The authors conclude there is a need for Santa to undergo an image overhaul - one that promotes healthy living.
"We need to be aware that Santa has an ability to influence people, and especially children, towards unhealthy behaviour," they said. "Given Santa's universal appeal, and reasoning from a population health perspective, Santa needs to affect health by only 0.1% to damage millions of lives. We propose a new image for Santa to ensure that his influence on public health is a positive one."
6 comments:
What a load of tosh! What next dwarves should be banned to short? jesus should have a shave? witches upset people with warts? for christ sake leave us alone!
Is it April Fools already?
Why is everyone so sensitive?
If it's so ridiculous why can't you just smile knowingly and ignore it?
What offends me about jolly old Santa is that he's a creation of Coke.

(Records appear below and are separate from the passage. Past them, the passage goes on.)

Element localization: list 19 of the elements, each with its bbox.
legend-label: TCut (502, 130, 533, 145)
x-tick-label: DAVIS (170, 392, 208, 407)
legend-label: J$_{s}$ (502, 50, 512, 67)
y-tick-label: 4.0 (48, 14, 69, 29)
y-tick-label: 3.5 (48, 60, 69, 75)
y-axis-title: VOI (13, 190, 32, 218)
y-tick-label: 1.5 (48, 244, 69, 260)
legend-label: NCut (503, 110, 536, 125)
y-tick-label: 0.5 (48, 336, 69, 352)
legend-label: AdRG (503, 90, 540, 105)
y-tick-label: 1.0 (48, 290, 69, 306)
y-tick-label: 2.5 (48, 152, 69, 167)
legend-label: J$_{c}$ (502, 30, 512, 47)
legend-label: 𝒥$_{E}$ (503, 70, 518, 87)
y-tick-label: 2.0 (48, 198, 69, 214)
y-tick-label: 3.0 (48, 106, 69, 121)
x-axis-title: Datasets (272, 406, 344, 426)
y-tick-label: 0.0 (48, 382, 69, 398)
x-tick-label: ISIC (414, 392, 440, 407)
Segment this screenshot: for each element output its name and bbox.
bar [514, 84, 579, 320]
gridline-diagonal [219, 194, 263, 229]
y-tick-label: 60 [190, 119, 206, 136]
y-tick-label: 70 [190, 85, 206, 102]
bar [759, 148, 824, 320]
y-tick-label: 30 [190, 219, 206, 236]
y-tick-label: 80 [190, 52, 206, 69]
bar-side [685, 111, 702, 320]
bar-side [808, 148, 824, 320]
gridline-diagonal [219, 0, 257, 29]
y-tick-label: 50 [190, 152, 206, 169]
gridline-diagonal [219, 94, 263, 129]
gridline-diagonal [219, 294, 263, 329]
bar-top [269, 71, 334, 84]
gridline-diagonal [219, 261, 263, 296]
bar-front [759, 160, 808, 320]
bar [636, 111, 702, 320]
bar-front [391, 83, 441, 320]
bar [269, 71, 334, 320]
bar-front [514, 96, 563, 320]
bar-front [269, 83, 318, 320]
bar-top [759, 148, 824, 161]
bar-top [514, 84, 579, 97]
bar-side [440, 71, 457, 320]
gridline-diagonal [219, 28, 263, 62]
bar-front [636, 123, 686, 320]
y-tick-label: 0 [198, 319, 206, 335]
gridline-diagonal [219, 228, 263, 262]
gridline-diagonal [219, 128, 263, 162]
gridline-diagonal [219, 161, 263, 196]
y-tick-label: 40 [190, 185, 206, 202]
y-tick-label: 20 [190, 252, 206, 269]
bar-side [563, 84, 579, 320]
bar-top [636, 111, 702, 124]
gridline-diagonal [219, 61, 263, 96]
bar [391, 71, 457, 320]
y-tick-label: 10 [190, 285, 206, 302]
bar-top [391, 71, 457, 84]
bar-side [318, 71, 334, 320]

Wrong - the image we know today was invested by Thomas Nast, a 19th century American cartoonist
http://en.wikipedia.org/wiki/Santa_Claus
OK, sorry.
He's a re-imaginationing!, popularisation and commercialisation of Coke.
Is that OK?
Influence of Germanic paganism and folklore
Numerous parallels have been drawn between Santa Claus and the figure of Odin, a major god amongst the Germanic peoples prior to their Christianization. Since many of these elements are unrelated to Christianity, there are theories regarding the pagan origins of various customs of the holiday stemming from areas where the Germanic peoples were Christianized and retained elements of their indigenous traditions, surviving in various forms into modern depictions of Santa Claus.